2. Dekompensierte Thyreotoxikose

Die thyreotoxische Krise kann als Folge einer bereits länger bestehenden, unbehandelten Hyperthyreose auftreten, meist findet sich jedoch ein Auslöser, z.B. Infekt, Trauma, Operation oder akute Jodbelastung. Bei der akuten Exazerbation handelt es sich um einen lebensbedrohlichen Zustand, der unbedingt intensivmedizinisch überwacht und behandelt werden muss. Die medikamentöse Therapie zielt darauf ab, die Konversion von fT4 zu biologisch aktivem fT3 zu hemmen. In der Regel besteht sie aus

  • Betablockern (bevorzugt Propranolol),
  • Thyreostatikum wie Propylthiouracil,
  • Iodiden, z.B. Lugol‘sche Lösung 2 % und
  • Glukokortikoiden.

Thionamide blockieren dabei die de novo Hormonsynthese, beeinflussen aber nicht die Freisetzung bereits gebildeter Hormone. Deshalb wird Propylthiouracil trotz seiner Hepatotoxizität oft Carbimazol vorgezogen.

Jodhaltige Lösungen verhindern die Freisetzung von T4 und T3 aus der Schilddrüse. Sie dürfen frühes­tens eine Stunde nach den Thionamiden appliziert werden, damit das Jod nicht als Substrat für die erneute Synthese von Schilddrüsenhormonen dient. Steroide wiederum verringern die periphere Umwandlung von fT4 zu fT3. Um ein eventuell begleitendes Fieber zu senken, raten Dr. Giger und Kollegen zu Paracetamol. ASS ist kontraindiziert, da es fT3 und fT4 aus der Eiweißbindung lösen und die Serumkonzentration erhöhen kann.

3. Myxödemkoma

Dieses Krankheitsbild ist die schwerste Verlaufsform der Hypothyreose und mit einer hohen Mortalität verbunden. Für Sie bedeutet das: rasch handeln! Um Schlimmeres zu verhindern, leiten Sie umgehend eine intravenöse Hormonersatztherapie ein, kombiniert mit intensivmedizinischen Begleitmaßnahmen. Die Schweizer Autoren raten dazu, eine Behandlung mit Levothyroxin i.v. und Liothyronin i.v. bereits bei Verdacht zu starten und nicht erst auf Post aus dem Labor (TSH, fT3, fT4, Cortisol) zu warten.

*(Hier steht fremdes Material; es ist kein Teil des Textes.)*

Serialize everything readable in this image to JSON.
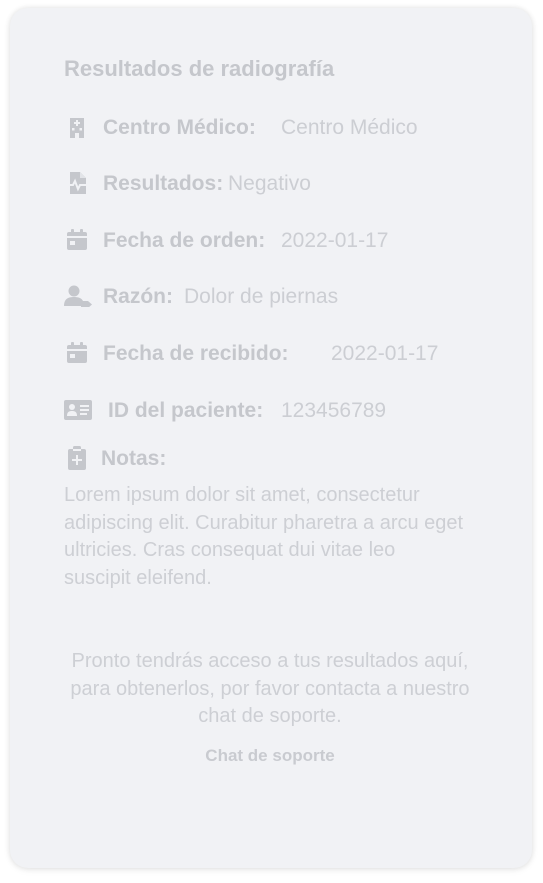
{
  "title": "Resultados de radiografía",
  "fields": {
    "centro": {
      "label": "Centro Médico:",
      "value": "Centro Médico",
      "icon": "hospital-icon"
    },
    "resultados": {
      "label": "Resultados:",
      "value": "Negativo",
      "icon": "medical-file-icon"
    },
    "fecha_orden": {
      "label": "Fecha de orden:",
      "value": "2022-01-17",
      "icon": "calendar-icon"
    },
    "razon": {
      "label": "Razón:",
      "value": "Dolor de piernas",
      "icon": "user-reason-icon"
    },
    "fecha_recibido": {
      "label": "Fecha de recibido:",
      "value": "2022-01-17",
      "icon": "calendar-icon"
    },
    "id_paciente": {
      "label": "ID del paciente:",
      "value": "123456789",
      "icon": "id-card-icon"
    },
    "notas": {
      "label": "Notas:",
      "icon": "clipboard-plus-icon"
    }
  },
  "notes_text": "Lorem ipsum dolor sit amet, consectetur adipiscing elit. Curabitur pharetra a arcu eget ultricies. Cras consequat dui vitae leo suscipit eleifend.",
  "info_text": "Pronto tendrás acceso a tus resultados aquí, para obtenerlos, por favor contacta a nuestro chat de soporte.",
  "chat_link": "Chat de soporte",
  "colors": {
    "card_background": "#f1f2f5",
    "text_muted": "#c5c7cc"
  }
}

Bewusstseinsveränderung gilt immer als Warnsignal

Bis zum Ausschluss einer begleitenden Nebennierenrindeninsuffizienz erhalten die Betroffenen zusätzlich Hydrocortison. Weiterer Baustein ist die Therapie der auslösenden Faktoren, inklusive Infektsuche. Meist lassen sich die Symptome so binnen einer Woche in den Griff bekommen. Dann kann die Behandlung bei gesicherter Resorption auf orales Levothyroxin umgestellt werden.

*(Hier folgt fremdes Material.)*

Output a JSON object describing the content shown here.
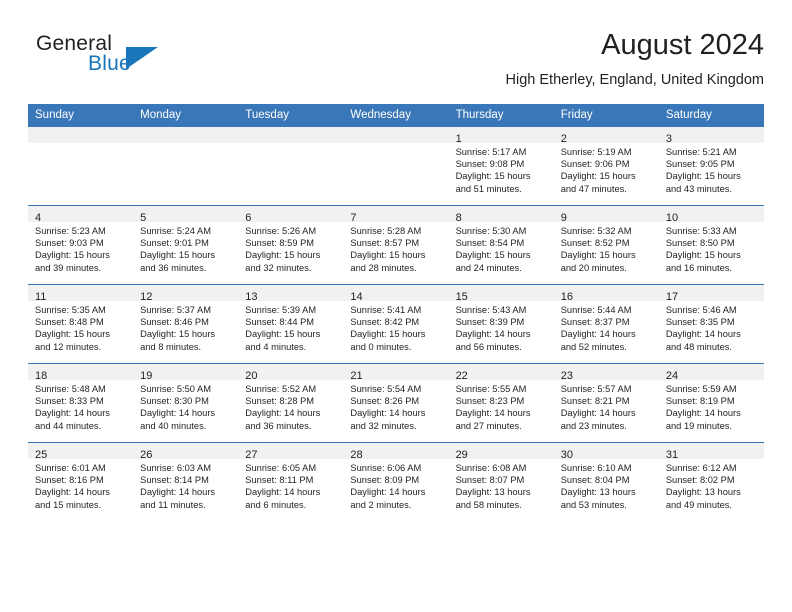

Um es nicht zu dieser lebensbedrohlichen Komplikation kommen zu lassen, sollten Sie bei jeder unklaren Bewusstseinsveränderung (Verwirrtheit, Lethargie, Stupor, Koma) ein Myxödemkoma als Ursache in Betracht ziehen, schreiben die Schweizer. Insbesondere dann, wenn verdächtige Zusatzbefunde vorliegen, etwa Hypothermie, Bradykardie, Hypoventilation, Hypoglykämie, Hyponatriämie oder verlangsamte Muskeleigenreflexe.

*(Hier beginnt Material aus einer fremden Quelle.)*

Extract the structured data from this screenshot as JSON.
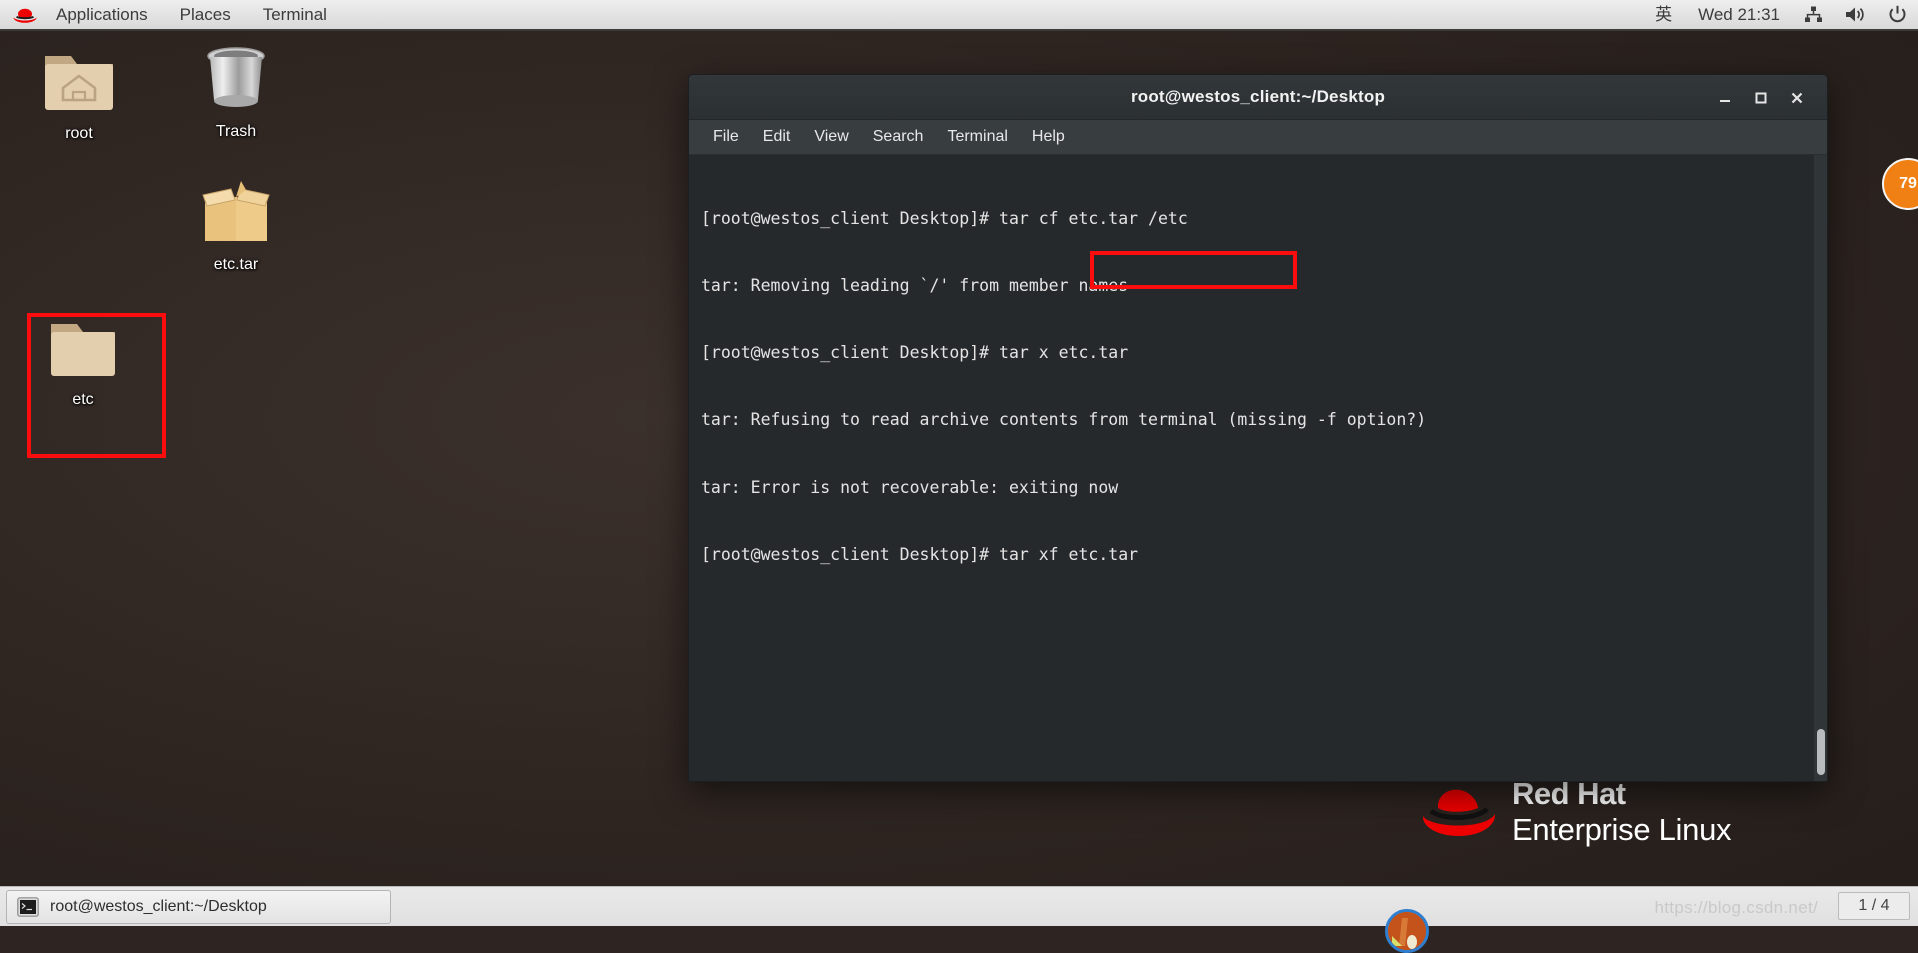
{
  "top_panel": {
    "logo_icon": "redhat-logo-icon",
    "menus": [
      {
        "label": "Applications"
      },
      {
        "label": "Places"
      },
      {
        "label": "Terminal"
      }
    ],
    "input_method": "英",
    "clock": "Wed 21:31",
    "tray": [
      {
        "icon": "network-icon"
      },
      {
        "icon": "volume-icon"
      },
      {
        "icon": "power-icon"
      }
    ]
  },
  "desktop": {
    "icons": [
      {
        "name": "root",
        "label": "root",
        "icon": "home-folder-icon"
      },
      {
        "name": "trash",
        "label": "Trash",
        "icon": "trash-bin-icon"
      },
      {
        "name": "etc_tar",
        "label": "etc.tar",
        "icon": "archive-box-icon"
      },
      {
        "name": "etc",
        "label": "etc",
        "icon": "folder-icon"
      }
    ],
    "branding": {
      "line1": "Red Hat",
      "line2": "Enterprise Linux",
      "logo_icon": "redhat-fedora-icon"
    },
    "edge_badge": "79"
  },
  "terminal": {
    "title": "root@westos_client:~/Desktop",
    "window_controls": {
      "minimize": "minimize-icon",
      "maximize": "maximize-icon",
      "close": "close-icon"
    },
    "menu": [
      {
        "label": "File"
      },
      {
        "label": "Edit"
      },
      {
        "label": "View"
      },
      {
        "label": "Search"
      },
      {
        "label": "Terminal"
      },
      {
        "label": "Help"
      }
    ],
    "lines": [
      "[root@westos_client Desktop]# tar cf etc.tar /etc",
      "tar: Removing leading `/' from member names",
      "[root@westos_client Desktop]# tar x etc.tar",
      "tar: Refusing to read archive contents from terminal (missing -f option?)",
      "tar: Error is not recoverable: exiting now",
      "[root@westos_client Desktop]# tar xf etc.tar"
    ],
    "highlighted_command": "tar xf etc.tar"
  },
  "bottom_panel": {
    "task_button": {
      "label": "root@westos_client:~/Desktop",
      "icon": "terminal-icon"
    },
    "tray_icon": "app-round-icon",
    "watermark": "https://blog.csdn.net/",
    "workspace": "1 / 4"
  },
  "colors": {
    "annotation_red": "#fb0d0d",
    "redhat_red": "#ee0000",
    "badge_orange": "#f08013",
    "terminal_bg": "#26292c"
  }
}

Oft findet sich ein zweiter Auslöser

Das namensgebende Myxödem kann bestehen, muss aber nicht. Jene nicht eindrückbare Schwellung entsteht durch eine subkutane Ablagerung von Glykosaminoglykanen und betrifft vor allem Gesicht sowie Hände. Bei den meisten Patienten findet sich neben der unzureichend oder nicht behandelten Hypothyreose ein weiterer Auslösefaktor, beispielsweise ein Infekt (auch ohne Fieber) oder Myokardinfarkt.